Anyhoo, the cat thing started off pretty well, if you ask me. Then there’s another epistle from His Meanness… I tell you, if you think trying to find somewhere to take a Collect+ return is a bugger, you try accepting an epistle from His Supreme Unpleasantness’ emissary… ‘Is the cat neutered?’ Apparently it’s a thing in fairy-tales, no gratuitous sex and stuff so we had to have the moggy de-balled, pronto. The Queen was miffed but she’s a stickler for the rules too, so I wrote in a vet.
Who appeared this morning.
First up it’s a she. Nothing wrong there except she isn’t keen on channelling her inner virginal maiden which is, you know a pretty standard requirement for a fairytale. Been to university she says; five years amongst hormonally saturated youngsters, she says; what do you think the chances of finding a virginal maiden are at the end of freshers’ week following a toga and toupee party, fifteen flaming sambucas and a dodgy kebab, let alone at the end of five years, she says. So we skipped that part.
Next it’s the issue of herbs and magic potions. Only there aren’t any. All she can offer, she says, are a sharp knife, something in a vial and a lot of blood. This is a magical kingdom, for pity’s sake, I try and impress on her. We don’t do bodily fluids anymore. Not after those Grimm brothers signed away their souls to Disney.
But then that thing happened again. The character takes over. ‘Go and ponder, scribe,’ she says. ‘I’ve got this.’
And you know, funnily enough, it’s not all bad. The Cat, without his castanets is a changed beast. He’s cartwheeling at the slightest thing. Her Maj is excited by what he might do next. The populous have something else to talk about beyond how many waves they’ll get from the old dowager dearie per diem. And His Most Excellent Psycho is quiet. Has been for a while.
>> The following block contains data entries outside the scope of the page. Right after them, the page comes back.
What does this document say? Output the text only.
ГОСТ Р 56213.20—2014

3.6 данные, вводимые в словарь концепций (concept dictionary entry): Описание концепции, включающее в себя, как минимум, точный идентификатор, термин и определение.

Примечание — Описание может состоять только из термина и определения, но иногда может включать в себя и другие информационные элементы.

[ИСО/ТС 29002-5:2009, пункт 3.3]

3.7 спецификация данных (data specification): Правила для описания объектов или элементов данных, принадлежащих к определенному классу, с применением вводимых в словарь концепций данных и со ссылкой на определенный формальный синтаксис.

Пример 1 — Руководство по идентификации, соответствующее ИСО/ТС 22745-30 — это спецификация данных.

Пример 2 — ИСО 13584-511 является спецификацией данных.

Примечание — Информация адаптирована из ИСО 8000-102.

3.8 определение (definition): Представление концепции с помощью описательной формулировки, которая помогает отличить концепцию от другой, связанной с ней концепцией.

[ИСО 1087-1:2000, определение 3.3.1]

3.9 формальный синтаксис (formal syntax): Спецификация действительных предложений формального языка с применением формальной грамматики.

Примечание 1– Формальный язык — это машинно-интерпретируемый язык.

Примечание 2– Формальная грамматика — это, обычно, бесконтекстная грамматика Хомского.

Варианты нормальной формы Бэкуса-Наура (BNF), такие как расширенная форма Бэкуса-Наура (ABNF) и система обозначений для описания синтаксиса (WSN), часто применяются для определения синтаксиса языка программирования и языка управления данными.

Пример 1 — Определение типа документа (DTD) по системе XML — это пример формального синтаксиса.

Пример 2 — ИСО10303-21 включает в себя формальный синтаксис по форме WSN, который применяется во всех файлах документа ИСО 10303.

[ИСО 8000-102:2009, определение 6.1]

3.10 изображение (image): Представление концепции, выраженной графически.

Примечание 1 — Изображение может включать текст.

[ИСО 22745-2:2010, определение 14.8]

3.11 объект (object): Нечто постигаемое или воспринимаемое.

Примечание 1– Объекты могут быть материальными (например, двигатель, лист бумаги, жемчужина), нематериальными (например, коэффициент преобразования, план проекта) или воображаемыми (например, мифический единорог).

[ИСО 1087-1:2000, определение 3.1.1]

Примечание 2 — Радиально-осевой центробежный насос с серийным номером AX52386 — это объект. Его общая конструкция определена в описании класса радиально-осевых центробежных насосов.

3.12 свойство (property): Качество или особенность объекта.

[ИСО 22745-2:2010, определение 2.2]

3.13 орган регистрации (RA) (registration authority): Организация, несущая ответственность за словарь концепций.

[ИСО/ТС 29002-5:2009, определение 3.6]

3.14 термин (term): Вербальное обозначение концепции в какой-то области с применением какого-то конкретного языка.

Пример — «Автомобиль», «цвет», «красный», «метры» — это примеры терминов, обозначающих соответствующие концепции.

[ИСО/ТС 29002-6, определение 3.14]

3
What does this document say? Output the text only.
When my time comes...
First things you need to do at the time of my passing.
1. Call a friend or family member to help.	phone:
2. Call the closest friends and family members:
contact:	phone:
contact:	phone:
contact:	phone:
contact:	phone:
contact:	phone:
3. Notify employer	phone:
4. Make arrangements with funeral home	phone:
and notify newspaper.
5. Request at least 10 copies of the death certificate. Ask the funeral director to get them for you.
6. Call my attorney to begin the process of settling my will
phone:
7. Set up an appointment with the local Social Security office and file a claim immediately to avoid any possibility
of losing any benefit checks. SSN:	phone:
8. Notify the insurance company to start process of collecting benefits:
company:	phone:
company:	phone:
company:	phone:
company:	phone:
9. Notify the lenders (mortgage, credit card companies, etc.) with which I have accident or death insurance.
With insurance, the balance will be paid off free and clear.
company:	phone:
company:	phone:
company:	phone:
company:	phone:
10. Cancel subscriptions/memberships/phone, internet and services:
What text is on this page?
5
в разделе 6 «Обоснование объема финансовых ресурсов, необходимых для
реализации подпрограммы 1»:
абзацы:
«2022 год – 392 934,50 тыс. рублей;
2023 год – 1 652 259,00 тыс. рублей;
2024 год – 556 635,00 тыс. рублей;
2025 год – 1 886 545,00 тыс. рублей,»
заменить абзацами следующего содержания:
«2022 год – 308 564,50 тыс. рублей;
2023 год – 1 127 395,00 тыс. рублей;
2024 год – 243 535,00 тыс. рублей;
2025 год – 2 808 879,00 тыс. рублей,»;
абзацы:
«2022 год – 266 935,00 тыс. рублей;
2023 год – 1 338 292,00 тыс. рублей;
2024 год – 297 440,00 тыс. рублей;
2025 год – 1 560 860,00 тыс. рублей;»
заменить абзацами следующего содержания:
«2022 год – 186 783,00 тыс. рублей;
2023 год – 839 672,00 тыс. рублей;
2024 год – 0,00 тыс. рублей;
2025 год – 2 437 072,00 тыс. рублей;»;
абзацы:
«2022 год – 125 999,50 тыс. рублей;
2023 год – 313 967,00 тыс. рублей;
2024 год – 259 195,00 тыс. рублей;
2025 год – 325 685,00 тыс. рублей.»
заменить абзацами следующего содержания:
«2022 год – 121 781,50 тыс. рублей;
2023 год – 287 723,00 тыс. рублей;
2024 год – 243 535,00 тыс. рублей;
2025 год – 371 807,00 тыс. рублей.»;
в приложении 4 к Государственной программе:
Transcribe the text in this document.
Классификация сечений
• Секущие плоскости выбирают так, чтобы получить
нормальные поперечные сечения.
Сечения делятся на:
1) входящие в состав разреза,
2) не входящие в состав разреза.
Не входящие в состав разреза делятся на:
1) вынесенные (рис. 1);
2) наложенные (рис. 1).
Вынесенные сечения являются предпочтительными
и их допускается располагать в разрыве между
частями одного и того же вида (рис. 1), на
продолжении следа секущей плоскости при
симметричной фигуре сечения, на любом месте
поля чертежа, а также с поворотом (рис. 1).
I’ve done some writing ahead, taken advantage of the meme #catsoffairyland to get the old profile heightened and begun looking for less stressful roles, like food taster or dragon dentist. Though there’s a rumour circulating that the Lord Chamberlain is very taken with the Cat’s gymnastics and he may want me to script him some moves – he’s set on turning a cartwheel before they close the book on him, they say.
Which in and of itself wouldn’t be such an issue if just penning a few lines would do the trick. But getting the vet in has set a precedent. If the Big Man wants to do handstands then the Corporation’s finest nadgers will have be toast. I don’t want to be around when he gets to that chapter, thank you very much. They weren’t called Grimm for no reason.